And Sarah, who was incredibly strong, unspeakably tough, and uncannily fast, was suprisingly bad in darkness. Her actual senses where no better then anyone else's - worse really, as she was nearsighted.  At night she could get around well enough by moonlight - and streetlight. Los Angeles was a well lit city. But in here...with literally no light source...

It was times like this when she wished she had a utility belt with a flashlight. But whenever she thought of a utility belt the couple of times she needed it a year, she always forgot about it - and it was just more stuff to traipse around in the bag and...

Sigh.

Long term planning was never 'Mazing Girl's strong suit.

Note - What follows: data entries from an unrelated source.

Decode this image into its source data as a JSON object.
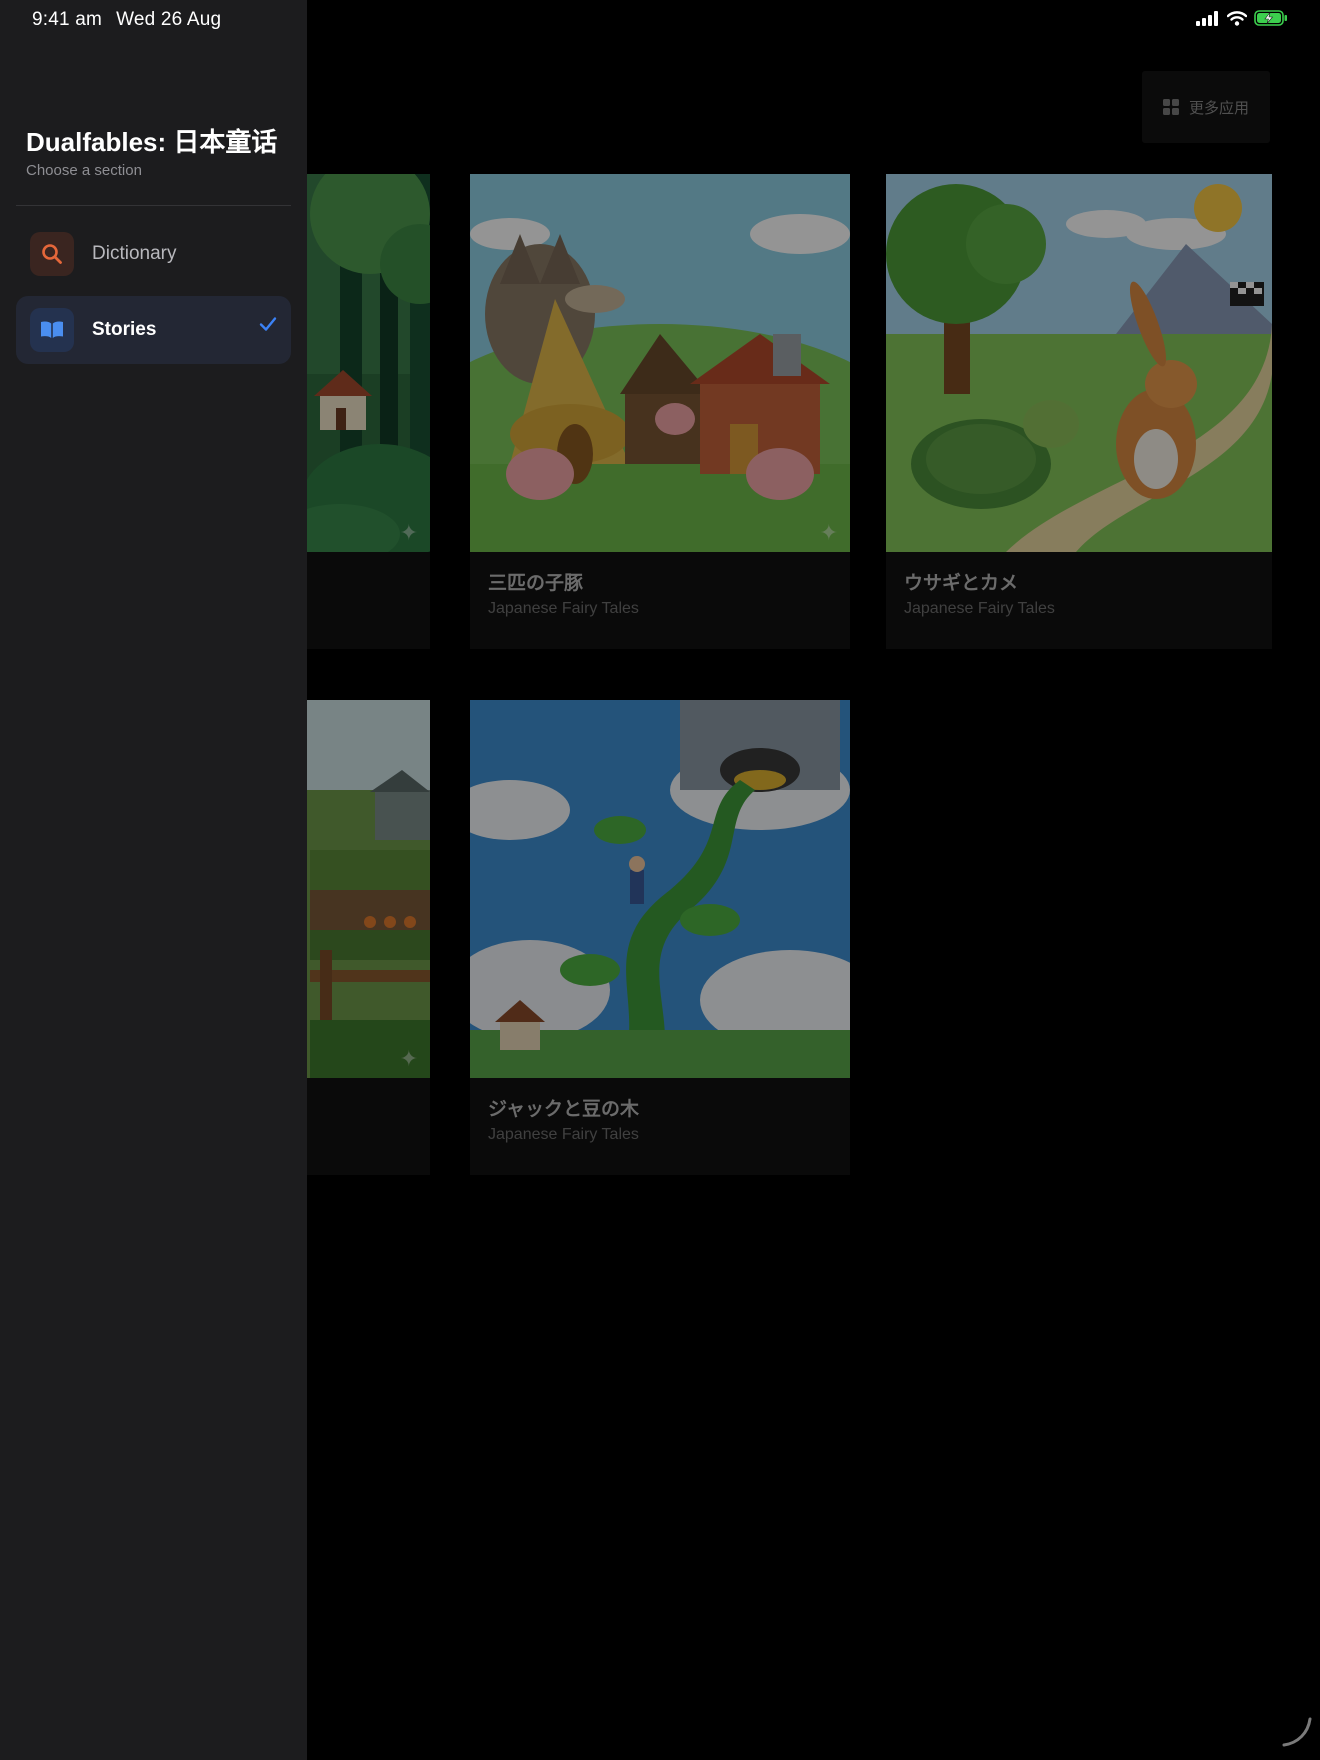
{
  "status_bar": {
    "time": "9:41 am",
    "date": "Wed 26 Aug"
  },
  "sidebar": {
    "title": "Dualfables: 日本童话",
    "subtitle": "Choose a section",
    "items": [
      {
        "label": "Dictionary",
        "icon": "search-icon",
        "selected": false
      },
      {
        "label": "Stories",
        "icon": "book-icon",
        "selected": true
      }
    ]
  },
  "header": {
    "more_apps_label": "更多应用"
  },
  "stories": [
    {
      "title": "",
      "subtitle": "",
      "image": "forest-village"
    },
    {
      "title": "三匹の子豚",
      "subtitle": "Japanese Fairy Tales",
      "image": "three-little-pigs"
    },
    {
      "title": "ウサギとカメ",
      "subtitle": "Japanese Fairy Tales",
      "image": "tortoise-and-hare"
    },
    {
      "title": "",
      "subtitle": "",
      "image": "vegetable-garden"
    },
    {
      "title": "ジャックと豆の木",
      "subtitle": "Japanese Fairy Tales",
      "image": "jack-and-beanstalk"
    }
  ],
  "colors": {
    "sidebar_bg": "#1c1c1e",
    "active_item_bg": "#232734",
    "accent_blue": "#3b82f6",
    "search_orange": "#e5673a"
  }
}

Or Sarah's, really. But that was a longer issue - to be agonised over when drunk.

She did know something. There was only doorway out of this room, with not even an emergency exit, and she was standing in it.

she wandered in as far as the opening would allow to see.

And then the large bank door closed behind her, and she was in total darkness.

Which, in truth, she found kind of freaky.

She shook her head for a second.

She resisted the urge to walk in one direction until she saw light. That would damage something, and probably more than the value of whatever jewellery was being stolen, which was insured. But the museum probably hadn't upped it to include the "Scared Supergirl" clause, though.

Fear was useful.

However, being punchy wasn't. If she punched, say, a glass display or something, something would be badly hurt.

She closed her eyes. No real reason, she just did.

She extended her senses. This was a techniques she sometimes used. Her hearing, her sense of smell...but mostly her hearing.

There was a light brushing of something....

And she was hit - a punch to mid chest.

No real pain, but...

She reached forward and connected with something.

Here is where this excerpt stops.